When you ask just about anybody what Lizzie looked like, most will mention her pale, penetrating eyes, heavy lower jowl- and those leg o’ mutton sleeves ! Perhaps it is because the only photo of Lizzie facing the camera was taken on the porch of the Covell house on Farewell Street in Newport after the acquittal.. She has a certain relieved and self-satisfied expression as she gazes right at you, and that Mona Lisa smile is flanked by two enormous leg o’ mutton sleeves.
Actresses who are asked to portray Lizzie are always pressed to give the 1893 Lizzie look, complete with leg o’ mutton or gigot sleeves. Surely Lizzie marched on with the trends of the times, and by her demise in 1927, had probably tried out the cloche hat, narrow, shorter skirts, sacque dress and flapper bandeau. For students of costume history, one thing emerges quickly when comparing trends from decade to decade- if the skirt is simple and plain, the bodice and sleeve will be elaborate.

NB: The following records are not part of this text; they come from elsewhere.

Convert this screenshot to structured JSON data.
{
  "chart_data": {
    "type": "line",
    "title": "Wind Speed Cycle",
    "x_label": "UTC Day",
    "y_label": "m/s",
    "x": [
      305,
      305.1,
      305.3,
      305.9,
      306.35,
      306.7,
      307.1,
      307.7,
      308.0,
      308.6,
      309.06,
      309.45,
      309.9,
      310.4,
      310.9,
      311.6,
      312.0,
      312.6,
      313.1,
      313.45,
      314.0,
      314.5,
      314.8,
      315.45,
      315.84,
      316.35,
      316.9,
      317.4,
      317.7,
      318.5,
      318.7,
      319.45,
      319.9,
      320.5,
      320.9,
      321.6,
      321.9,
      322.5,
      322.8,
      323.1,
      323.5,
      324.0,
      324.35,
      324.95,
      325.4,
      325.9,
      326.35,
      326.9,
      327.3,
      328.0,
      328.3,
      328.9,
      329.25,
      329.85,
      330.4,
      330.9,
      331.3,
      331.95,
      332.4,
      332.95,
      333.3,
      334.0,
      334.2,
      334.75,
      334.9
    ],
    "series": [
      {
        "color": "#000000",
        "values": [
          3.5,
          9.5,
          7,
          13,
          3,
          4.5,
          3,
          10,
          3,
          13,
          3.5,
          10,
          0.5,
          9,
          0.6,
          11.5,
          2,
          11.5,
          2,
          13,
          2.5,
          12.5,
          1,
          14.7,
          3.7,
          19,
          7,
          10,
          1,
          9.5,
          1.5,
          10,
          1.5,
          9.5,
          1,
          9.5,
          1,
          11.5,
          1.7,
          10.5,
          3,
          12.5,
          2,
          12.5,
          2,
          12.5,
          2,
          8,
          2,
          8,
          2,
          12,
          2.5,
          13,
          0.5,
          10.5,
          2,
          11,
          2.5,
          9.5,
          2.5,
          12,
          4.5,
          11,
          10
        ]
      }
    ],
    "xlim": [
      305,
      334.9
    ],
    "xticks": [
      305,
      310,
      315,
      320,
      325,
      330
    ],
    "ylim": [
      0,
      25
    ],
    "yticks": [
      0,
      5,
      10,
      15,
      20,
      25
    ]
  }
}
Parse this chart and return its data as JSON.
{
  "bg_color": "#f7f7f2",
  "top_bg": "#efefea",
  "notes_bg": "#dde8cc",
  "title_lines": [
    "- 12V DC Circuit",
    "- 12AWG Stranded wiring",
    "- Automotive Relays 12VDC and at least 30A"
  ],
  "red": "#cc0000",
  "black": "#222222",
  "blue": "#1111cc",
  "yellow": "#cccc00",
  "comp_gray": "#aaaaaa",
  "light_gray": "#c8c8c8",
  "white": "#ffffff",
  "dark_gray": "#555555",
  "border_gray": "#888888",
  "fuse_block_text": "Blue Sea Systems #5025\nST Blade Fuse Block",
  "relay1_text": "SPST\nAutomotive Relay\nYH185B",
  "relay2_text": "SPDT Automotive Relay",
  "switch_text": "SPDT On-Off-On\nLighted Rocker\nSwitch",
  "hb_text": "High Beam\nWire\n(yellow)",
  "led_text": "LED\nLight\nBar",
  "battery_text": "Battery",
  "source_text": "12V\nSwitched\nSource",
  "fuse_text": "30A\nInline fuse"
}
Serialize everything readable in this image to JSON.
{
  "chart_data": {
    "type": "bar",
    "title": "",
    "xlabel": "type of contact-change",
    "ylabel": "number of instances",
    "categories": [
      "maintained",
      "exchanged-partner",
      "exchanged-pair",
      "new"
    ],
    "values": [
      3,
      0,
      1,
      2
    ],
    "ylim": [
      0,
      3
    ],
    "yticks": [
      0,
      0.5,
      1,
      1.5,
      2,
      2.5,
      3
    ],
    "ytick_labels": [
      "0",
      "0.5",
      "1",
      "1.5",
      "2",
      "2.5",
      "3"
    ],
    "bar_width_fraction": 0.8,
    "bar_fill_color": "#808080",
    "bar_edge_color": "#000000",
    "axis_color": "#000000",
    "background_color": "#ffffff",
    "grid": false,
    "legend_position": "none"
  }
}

By 1892, the bustle had come and gone twice, the soft bustle of the early1870s, and the rigid and ridiculous second bustle period of 1883-89 – a bustle so wide a small dog could perch on it. 1884 1875 & 76 http://www.fashion-era.com/bustles.htm (drawings from the Costumer’s Manifesto)
With all the emphasis on the skirt and bustle, elaborate draping of the layers, and passementerie, or trims, the bodice and sleeves were kept plain. This is sometimes referred to as The Upholstered Age in ladies’ fashion. By 1890 things would change again as skirts became smoothly fitted over the hips and wide at the bottoms- made possible by many gores, sometimes as many as 9. These were called bell or morning glory skirts and were a joy to more athletic girls who liked a rousing walk in the country. To offset the plain skirts, the top part of the sleeve of the basque or jacket or waist (term for blouse) started to grow and grow into the leg o’ mutton monstrosity of 1896, and then it died a merciful death in fashion. Lizzie kept up-to-date with her expanding leg o’ muttons at the trial, and probably was always aware of fashion’s fickle fancy. It has been said by some who knew Lizzie Borden later in life that she kept to darker shades, quality tailoring, and the luxurious fabrics which money could buy.